The digital system shows the arms of the excavator, as well as the desired bottom, and gives an audible alarm when the bottom is reached. It also has multiple options that make it suitable for different jobs.

“With ExcaVision, you can dig to exact grade using the tip of the bucket, a rotating laser or a GPS as reference,” says Kristjan Ingvarsson, the company’s president. “It is easy to install and operate and allows you to dig quicker and more accurately, which saves you time and money.”

The unit is suitable for any excavation job requiring accurate bottom measurements, such as basements, footings, sloping trenches, and foundations. The multilingual device also eliminates the need for an assistant, whose duty is to measure the depth of the excavation.

It allows the operator to monitor the depth, slope and width of the work, producing proper excavations and eliminating the safety hazard of working around deep holes, and reducing overcuts and undercuts, all from the comfort of the operator’s seat.

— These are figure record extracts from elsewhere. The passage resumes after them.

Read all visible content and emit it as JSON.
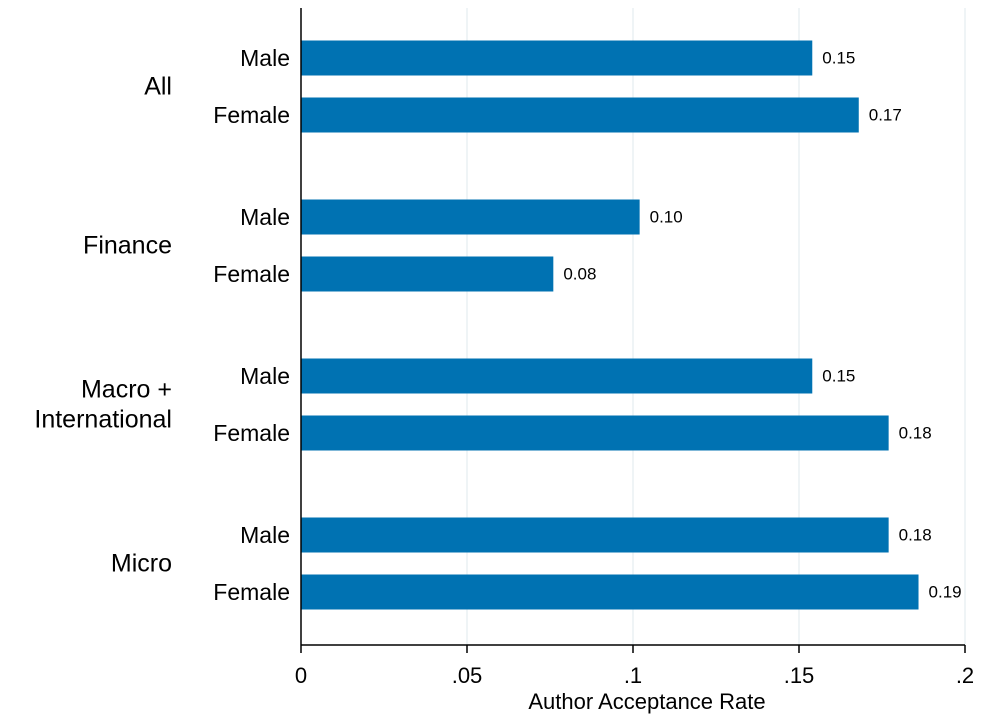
{
  "chart_data": {
    "type": "bar",
    "orientation": "horizontal",
    "xlabel": "Author Acceptance Rate",
    "xlim": [
      0,
      0.2
    ],
    "xticks": [
      {
        "value": 0,
        "label": "0"
      },
      {
        "value": 0.05,
        "label": ".05"
      },
      {
        "value": 0.1,
        "label": ".1"
      },
      {
        "value": 0.15,
        "label": ".15"
      },
      {
        "value": 0.2,
        "label": ".2"
      }
    ],
    "grid": "vertical",
    "bar_color": "#0072b2",
    "groups": [
      {
        "label_lines": [
          "All"
        ],
        "bars": [
          {
            "label": "Male",
            "value": 0.154,
            "value_label": "0.15"
          },
          {
            "label": "Female",
            "value": 0.168,
            "value_label": "0.17"
          }
        ]
      },
      {
        "label_lines": [
          "Finance"
        ],
        "bars": [
          {
            "label": "Male",
            "value": 0.102,
            "value_label": "0.10"
          },
          {
            "label": "Female",
            "value": 0.076,
            "value_label": "0.08"
          }
        ]
      },
      {
        "label_lines": [
          "Macro +",
          "International"
        ],
        "bars": [
          {
            "label": "Male",
            "value": 0.154,
            "value_label": "0.15"
          },
          {
            "label": "Female",
            "value": 0.177,
            "value_label": "0.18"
          }
        ]
      },
      {
        "label_lines": [
          "Micro"
        ],
        "bars": [
          {
            "label": "Male",
            "value": 0.177,
            "value_label": "0.18"
          },
          {
            "label": "Female",
            "value": 0.186,
            "value_label": "0.19"
          }
        ]
      }
    ]
  }
}
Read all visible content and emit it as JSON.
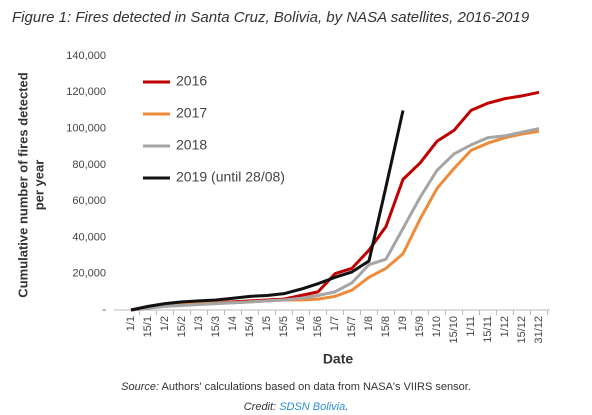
{
  "chart_data": {
    "type": "line",
    "title": "Figure 1: Fires detected in Santa Cruz, Bolivia, by NASA satellites, 2016-2019",
    "xlabel": "Date",
    "ylabel": [
      "Cumulative number of fires detected",
      "per year"
    ],
    "categories": [
      "1/1",
      "15/1",
      "1/2",
      "15/2",
      "1/3",
      "15/3",
      "1/4",
      "15/4",
      "1/5",
      "15/5",
      "1/6",
      "15/6",
      "1/7",
      "15/7",
      "1/8",
      "15/8",
      "1/9",
      "15/9",
      "1/10",
      "15/10",
      "1/11",
      "15/11",
      "1/12",
      "15/12",
      "31/12"
    ],
    "series": [
      {
        "name": "2016",
        "color": "#c00000",
        "values": [
          0,
          1000,
          2500,
          3000,
          3500,
          4000,
          4500,
          5000,
          5500,
          6000,
          8000,
          10000,
          20000,
          23000,
          33000,
          46000,
          72000,
          81000,
          93000,
          99000,
          110000,
          114000,
          116500,
          118000,
          120000
        ]
      },
      {
        "name": "2017",
        "color": "#ed8b3a",
        "values": [
          0,
          1500,
          2500,
          3000,
          3500,
          4000,
          4000,
          4500,
          5000,
          5500,
          5500,
          6000,
          7500,
          11000,
          18000,
          23000,
          31000,
          50000,
          67000,
          78000,
          88000,
          92000,
          95000,
          97000,
          98500
        ]
      },
      {
        "name": "2018",
        "color": "#a5a5a5",
        "values": [
          0,
          1000,
          2000,
          2500,
          3000,
          3500,
          4000,
          4500,
          5000,
          5500,
          6500,
          8000,
          10000,
          15000,
          25000,
          28000,
          45000,
          62000,
          77000,
          86000,
          91000,
          95000,
          96000,
          98000,
          100000
        ]
      },
      {
        "name": "2019 (until 28/08)",
        "color": "#111111",
        "values": [
          0,
          2000,
          3500,
          4500,
          5000,
          5500,
          6500,
          7500,
          8000,
          9000,
          11500,
          14500,
          18000,
          21000,
          27000,
          68000,
          110000,
          null,
          null,
          null,
          null,
          null,
          null,
          null,
          null
        ]
      }
    ],
    "ylim": [
      0,
      140000
    ],
    "yticks": [
      {
        "value": 0,
        "label": "-"
      },
      {
        "value": 20000,
        "label": "20,000"
      },
      {
        "value": 40000,
        "label": "40,000"
      },
      {
        "value": 60000,
        "label": "60,000"
      },
      {
        "value": 80000,
        "label": "80,000"
      },
      {
        "value": 100000,
        "label": "100,000"
      },
      {
        "value": 120000,
        "label": "120,000"
      },
      {
        "value": 140000,
        "label": "140,000"
      }
    ],
    "grid": false,
    "legend": "upper left",
    "source": {
      "label": "Source:",
      "text": "Authors' calculations based on data from NASA's VIIRS sensor."
    },
    "credit": {
      "label": "Credit:",
      "link": "SDSN Bolivia",
      "end": "."
    }
  }
}
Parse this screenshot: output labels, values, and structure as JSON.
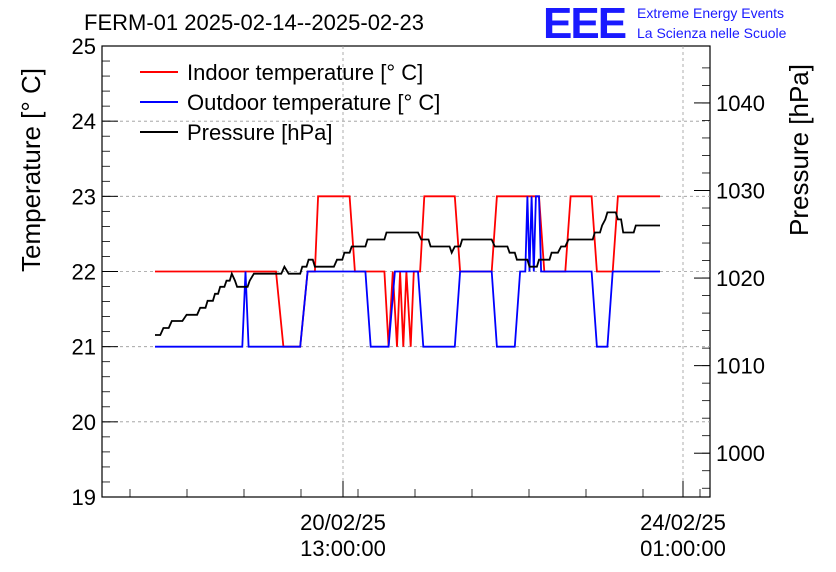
{
  "chart_data": {
    "type": "line",
    "title": "FERM-01 2025-02-14--2025-02-23",
    "ylabel_left": "Temperature [° C]",
    "ylabel_right": "Pressure [hPa]",
    "ylim_left": [
      19,
      25
    ],
    "ylim_right": [
      995,
      1046.5
    ],
    "yticks_left": [
      "19",
      "20",
      "21",
      "22",
      "23",
      "24",
      "25"
    ],
    "yticks_right": [
      "1000",
      "1010",
      "1020",
      "1030",
      "1040"
    ],
    "xticks": [
      {
        "line1": "20/02/25",
        "line2": "13:00:00"
      },
      {
        "line1": "24/02/25",
        "line2": "01:00:00"
      }
    ],
    "grid": true,
    "legend_position": "top-left",
    "series": [
      {
        "name": "Indoor temperature [° C]",
        "color": "#ff0000",
        "axis": "left",
        "points": [
          [
            0,
            22
          ],
          [
            11.5,
            22
          ],
          [
            12.2,
            21
          ],
          [
            13.8,
            21
          ],
          [
            14.5,
            22
          ],
          [
            15.2,
            22
          ],
          [
            15.5,
            23
          ],
          [
            18.5,
            23
          ],
          [
            19.0,
            22
          ],
          [
            21.8,
            22
          ],
          [
            22.2,
            21
          ],
          [
            22.6,
            22
          ],
          [
            23.0,
            21
          ],
          [
            23.3,
            22
          ],
          [
            23.6,
            21
          ],
          [
            23.9,
            22
          ],
          [
            24.3,
            21
          ],
          [
            24.6,
            22
          ],
          [
            25.2,
            22
          ],
          [
            25.6,
            23
          ],
          [
            28.5,
            23
          ],
          [
            29.0,
            22
          ],
          [
            32.0,
            22
          ],
          [
            32.5,
            23
          ],
          [
            36.5,
            23
          ],
          [
            37.0,
            22
          ],
          [
            39.0,
            22
          ],
          [
            39.5,
            23
          ],
          [
            41.5,
            23
          ],
          [
            42.0,
            22
          ],
          [
            43.5,
            22
          ],
          [
            44.0,
            23
          ],
          [
            48.0,
            23
          ]
        ]
      },
      {
        "name": "Outdoor temperature [° C]",
        "color": "#0000ff",
        "axis": "left",
        "points": [
          [
            0,
            21
          ],
          [
            8.3,
            21
          ],
          [
            8.6,
            22
          ],
          [
            8.9,
            21
          ],
          [
            13.8,
            21
          ],
          [
            14.5,
            22
          ],
          [
            20.0,
            22
          ],
          [
            20.5,
            21
          ],
          [
            22.2,
            21
          ],
          [
            22.8,
            22
          ],
          [
            25.0,
            22
          ],
          [
            25.5,
            21
          ],
          [
            28.5,
            21
          ],
          [
            29.0,
            22
          ],
          [
            32.0,
            22
          ],
          [
            32.5,
            21
          ],
          [
            34.2,
            21
          ],
          [
            34.7,
            22
          ],
          [
            35.2,
            22
          ],
          [
            35.4,
            23
          ],
          [
            35.6,
            22
          ],
          [
            35.8,
            23
          ],
          [
            36.0,
            22
          ],
          [
            36.2,
            23
          ],
          [
            36.5,
            23
          ],
          [
            36.7,
            22
          ],
          [
            41.5,
            22
          ],
          [
            42.0,
            21
          ],
          [
            43.0,
            21
          ],
          [
            43.5,
            22
          ],
          [
            48.0,
            22
          ]
        ]
      },
      {
        "name": "Pressure [hPa]",
        "color": "#000000",
        "axis": "right",
        "points": [
          [
            0,
            1013.5
          ],
          [
            0.5,
            1013.5
          ],
          [
            0.8,
            1014.3
          ],
          [
            1.3,
            1014.3
          ],
          [
            1.6,
            1015.1
          ],
          [
            2.6,
            1015.1
          ],
          [
            3.0,
            1015.8
          ],
          [
            4.0,
            1015.8
          ],
          [
            4.3,
            1016.6
          ],
          [
            4.8,
            1016.6
          ],
          [
            5.0,
            1017.4
          ],
          [
            5.5,
            1017.4
          ],
          [
            5.7,
            1018.2
          ],
          [
            6.0,
            1018.2
          ],
          [
            6.2,
            1019.0
          ],
          [
            6.6,
            1019.0
          ],
          [
            6.8,
            1019.7
          ],
          [
            7.1,
            1019.7
          ],
          [
            7.3,
            1020.5
          ],
          [
            7.6,
            1019.7
          ],
          [
            7.8,
            1019.0
          ],
          [
            8.8,
            1019.0
          ],
          [
            9.0,
            1019.7
          ],
          [
            9.4,
            1020.5
          ],
          [
            12.0,
            1020.5
          ],
          [
            12.3,
            1021.3
          ],
          [
            12.7,
            1020.5
          ],
          [
            13.8,
            1020.5
          ],
          [
            14.0,
            1021.3
          ],
          [
            14.4,
            1021.3
          ],
          [
            14.6,
            1022.1
          ],
          [
            15.0,
            1022.1
          ],
          [
            15.2,
            1021.3
          ],
          [
            17.0,
            1021.3
          ],
          [
            17.3,
            1022.1
          ],
          [
            17.8,
            1022.1
          ],
          [
            18.0,
            1022.9
          ],
          [
            18.5,
            1022.9
          ],
          [
            18.7,
            1023.6
          ],
          [
            20.0,
            1023.6
          ],
          [
            20.2,
            1024.4
          ],
          [
            21.8,
            1024.4
          ],
          [
            22.0,
            1025.2
          ],
          [
            25.0,
            1025.2
          ],
          [
            25.3,
            1024.4
          ],
          [
            26.0,
            1024.4
          ],
          [
            26.2,
            1023.6
          ],
          [
            28.0,
            1023.6
          ],
          [
            28.2,
            1022.9
          ],
          [
            28.5,
            1023.6
          ],
          [
            29.0,
            1023.6
          ],
          [
            29.2,
            1024.4
          ],
          [
            32.0,
            1024.4
          ],
          [
            32.3,
            1023.6
          ],
          [
            33.5,
            1023.6
          ],
          [
            33.7,
            1022.9
          ],
          [
            34.2,
            1022.9
          ],
          [
            34.4,
            1022.1
          ],
          [
            35.4,
            1022.1
          ],
          [
            35.6,
            1021.3
          ],
          [
            36.3,
            1021.3
          ],
          [
            36.5,
            1022.1
          ],
          [
            37.5,
            1022.1
          ],
          [
            37.7,
            1022.9
          ],
          [
            38.3,
            1022.9
          ],
          [
            38.6,
            1023.6
          ],
          [
            39.0,
            1023.6
          ],
          [
            39.3,
            1024.4
          ],
          [
            41.6,
            1024.4
          ],
          [
            41.8,
            1025.2
          ],
          [
            42.3,
            1025.2
          ],
          [
            42.5,
            1026.0
          ],
          [
            42.8,
            1026.7
          ],
          [
            43.0,
            1027.5
          ],
          [
            43.8,
            1027.5
          ],
          [
            44.0,
            1026.7
          ],
          [
            44.3,
            1026.7
          ],
          [
            44.5,
            1025.2
          ],
          [
            45.5,
            1025.2
          ],
          [
            45.7,
            1026.0
          ],
          [
            48.0,
            1026.0
          ]
        ]
      }
    ]
  },
  "logo": {
    "text": "EEE",
    "line1": "Extreme Energy Events",
    "line2": "La Scienza nelle Scuole"
  }
}
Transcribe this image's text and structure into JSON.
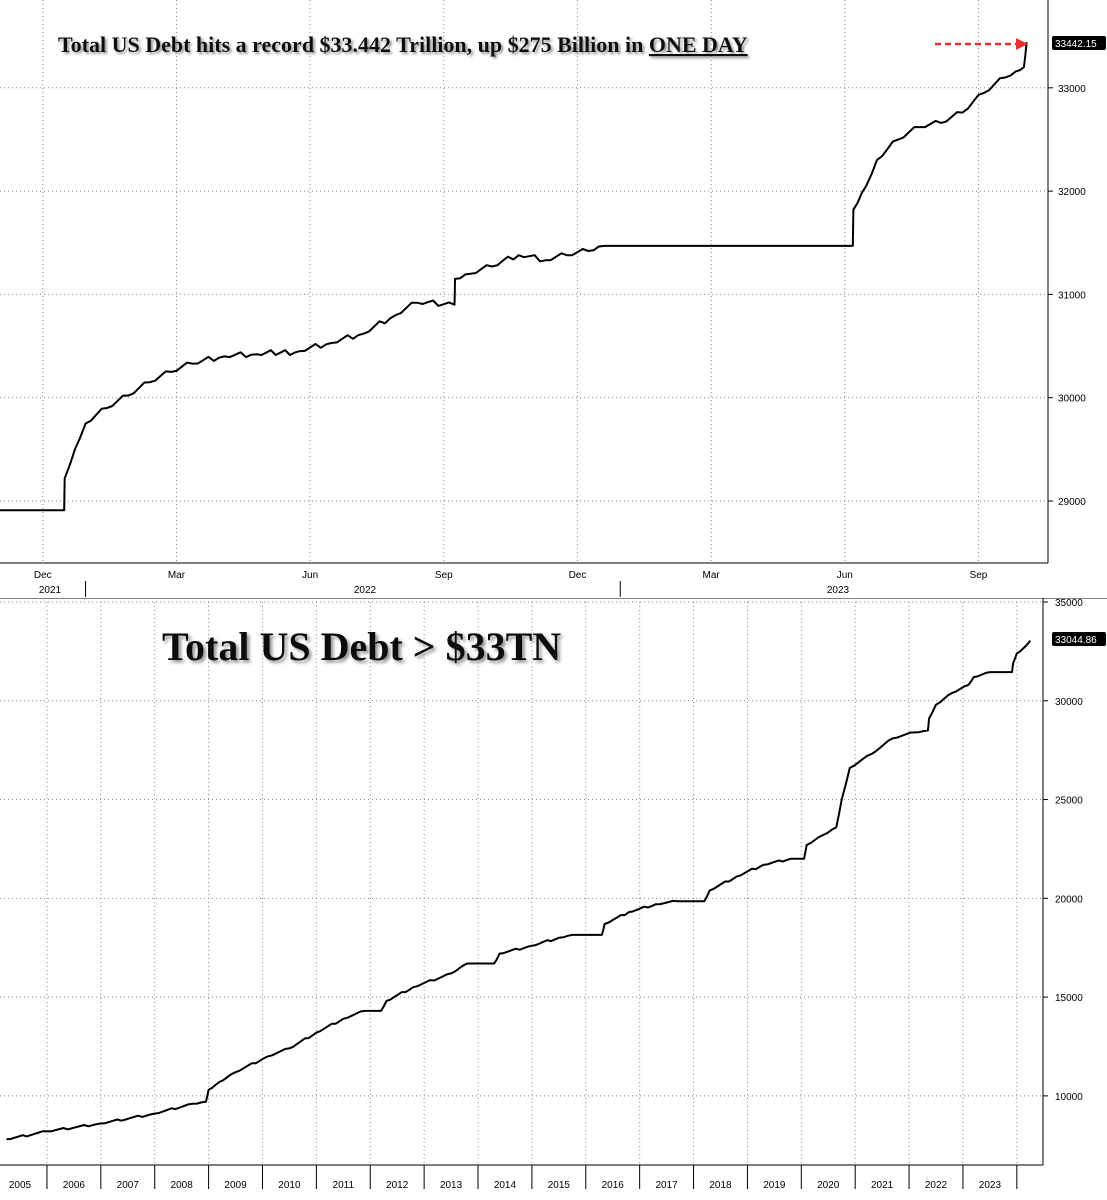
{
  "chart_data": [
    {
      "type": "line",
      "title": "Total US Debt hits a record $33.442 Trillion, up $275 Billion in",
      "title_emphasis": "ONE DAY",
      "ylim": [
        28400,
        33850
      ],
      "y_ticks": [
        "29000",
        "30000",
        "31000",
        "32000",
        "33000"
      ],
      "x_month_ticks": [
        {
          "label": "Dec",
          "x": 2021.92
        },
        {
          "label": "Mar",
          "x": 2022.17
        },
        {
          "label": "Jun",
          "x": 2022.42
        },
        {
          "label": "Sep",
          "x": 2022.67
        },
        {
          "label": "Dec",
          "x": 2022.92
        },
        {
          "label": "Mar",
          "x": 2023.17
        },
        {
          "label": "Jun",
          "x": 2023.42
        },
        {
          "label": "Sep",
          "x": 2023.67
        }
      ],
      "x_year_labels": [
        {
          "label": "2021",
          "x": 2021.88
        },
        {
          "label": "2022",
          "x": 2022.42
        },
        {
          "label": "2023",
          "x": 2023.42
        }
      ],
      "xlim": [
        2021.84,
        2023.8
      ],
      "last_value_label": "33442.15",
      "grid": true,
      "series": [
        {
          "values": [
            [
              2021.84,
              28910
            ],
            [
              2021.96,
              28910
            ],
            [
              2021.961,
              29220
            ],
            [
              2021.98,
              29500
            ],
            [
              2022.0,
              29750
            ],
            [
              2022.04,
              29900
            ],
            [
              2022.08,
              30020
            ],
            [
              2022.12,
              30150
            ],
            [
              2022.16,
              30250
            ],
            [
              2022.2,
              30330
            ],
            [
              2022.26,
              30400
            ],
            [
              2022.32,
              30420
            ],
            [
              2022.4,
              30450
            ],
            [
              2022.46,
              30530
            ],
            [
              2022.52,
              30620
            ],
            [
              2022.58,
              30800
            ],
            [
              2022.62,
              30920
            ],
            [
              2022.69,
              30900
            ],
            [
              2022.691,
              31150
            ],
            [
              2022.72,
              31200
            ],
            [
              2022.76,
              31270
            ],
            [
              2022.81,
              31380
            ],
            [
              2022.86,
              31330
            ],
            [
              2022.9,
              31380
            ],
            [
              2022.94,
              31420
            ],
            [
              2022.97,
              31470
            ],
            [
              2023.05,
              31470
            ],
            [
              2023.2,
              31470
            ],
            [
              2023.3,
              31470
            ],
            [
              2023.4,
              31470
            ],
            [
              2023.435,
              31470
            ],
            [
              2023.436,
              31820
            ],
            [
              2023.46,
              32050
            ],
            [
              2023.48,
              32300
            ],
            [
              2023.52,
              32500
            ],
            [
              2023.56,
              32620
            ],
            [
              2023.6,
              32660
            ],
            [
              2023.64,
              32760
            ],
            [
              2023.68,
              32950
            ],
            [
              2023.72,
              33100
            ],
            [
              2023.74,
              33160
            ],
            [
              2023.755,
              33200
            ],
            [
              2023.76,
              33442
            ]
          ]
        }
      ]
    },
    {
      "type": "line",
      "title": "Total US Debt > $33TN",
      "ylim": [
        6500,
        35000
      ],
      "y_ticks": [
        "10000",
        "15000",
        "20000",
        "25000",
        "30000",
        "35000"
      ],
      "xlim": [
        2005.0,
        2023.8
      ],
      "x_year_labels": [
        {
          "label": "2005",
          "x": 2005.0
        },
        {
          "label": "2006",
          "x": 2006.0
        },
        {
          "label": "2007",
          "x": 2007.0
        },
        {
          "label": "2008",
          "x": 2008.0
        },
        {
          "label": "2009",
          "x": 2009.0
        },
        {
          "label": "2010",
          "x": 2010.0
        },
        {
          "label": "2011",
          "x": 2011.0
        },
        {
          "label": "2012",
          "x": 2012.0
        },
        {
          "label": "2013",
          "x": 2013.0
        },
        {
          "label": "2014",
          "x": 2014.0
        },
        {
          "label": "2015",
          "x": 2015.0
        },
        {
          "label": "2016",
          "x": 2016.0
        },
        {
          "label": "2017",
          "x": 2017.0
        },
        {
          "label": "2018",
          "x": 2018.0
        },
        {
          "label": "2019",
          "x": 2019.0
        },
        {
          "label": "2020",
          "x": 2020.0
        },
        {
          "label": "2021",
          "x": 2021.0
        },
        {
          "label": "2022",
          "x": 2022.0
        },
        {
          "label": "2023",
          "x": 2023.0
        }
      ],
      "last_value_label": "33044.86",
      "grid": true,
      "series": [
        {
          "values": [
            [
              2004.75,
              7800
            ],
            [
              2005.5,
              8200
            ],
            [
              2006.5,
              8600
            ],
            [
              2007.5,
              9100
            ],
            [
              2008.2,
              9600
            ],
            [
              2008.45,
              9700
            ],
            [
              2008.5,
              10300
            ],
            [
              2008.7,
              10700
            ],
            [
              2009.0,
              11200
            ],
            [
              2009.6,
              12000
            ],
            [
              2010.0,
              12400
            ],
            [
              2010.5,
              13200
            ],
            [
              2011.0,
              13900
            ],
            [
              2011.4,
              14300
            ],
            [
              2011.7,
              14300
            ],
            [
              2011.8,
              14800
            ],
            [
              2012.3,
              15500
            ],
            [
              2013.0,
              16200
            ],
            [
              2013.3,
              16700
            ],
            [
              2013.8,
              16700
            ],
            [
              2013.9,
              17200
            ],
            [
              2014.5,
              17600
            ],
            [
              2015.0,
              18000
            ],
            [
              2015.25,
              18150
            ],
            [
              2015.8,
              18150
            ],
            [
              2015.85,
              18700
            ],
            [
              2016.3,
              19300
            ],
            [
              2016.8,
              19700
            ],
            [
              2017.2,
              19850
            ],
            [
              2017.7,
              19850
            ],
            [
              2017.8,
              20400
            ],
            [
              2018.3,
              21100
            ],
            [
              2018.8,
              21700
            ],
            [
              2019.3,
              22000
            ],
            [
              2019.55,
              22000
            ],
            [
              2019.6,
              22700
            ],
            [
              2019.9,
              23200
            ],
            [
              2020.15,
              23600
            ],
            [
              2020.25,
              25000
            ],
            [
              2020.4,
              26600
            ],
            [
              2020.8,
              27300
            ],
            [
              2021.2,
              28100
            ],
            [
              2021.6,
              28400
            ],
            [
              2021.85,
              28500
            ],
            [
              2021.87,
              29100
            ],
            [
              2022.0,
              29800
            ],
            [
              2022.3,
              30400
            ],
            [
              2022.6,
              30800
            ],
            [
              2022.7,
              31200
            ],
            [
              2023.0,
              31450
            ],
            [
              2023.41,
              31450
            ],
            [
              2023.43,
              31900
            ],
            [
              2023.5,
              32400
            ],
            [
              2023.6,
              32600
            ],
            [
              2023.75,
              33044
            ]
          ]
        }
      ]
    }
  ]
}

“Our system is ideal for contractors with multiple machines, needing timesaving, flexible tools — including excavators, backhoes and minis. The same system also works on bulldozers and scrapers,” Ingvarsson says. “ExcaVision is user-friendly and can be moved from machine to machine in matter of minutes. Installation and operation is made easy with a built-in, step-by-step guide.”

The system consists of three wireless inclinometers installed on the boom, stick and bucket. They send the angle information to a touch-screen display inside the cabin. The display shows the arms of the excavator as well as the desired bottom and gives an audible alarm when the bottom is reached. An automatic laser receiver mounts on the front arm of the excavator and keeps the user on grade with the help of a rotating laser. According to Ingvarsson, rebenching the system take only two to three seconds, wasting no time when moving the machine. When used on a dozer, the laser receiver is mounted on a rod attached to the blade and one of the three sensors is mounted on the blade to monitor its lateral tilt.

“ExcaVision allows you to dig quicker and to exact grade,” Ingvarsson says. “It virtually eliminates the need for a helper and allows you dig all day in the comfort of your cab.”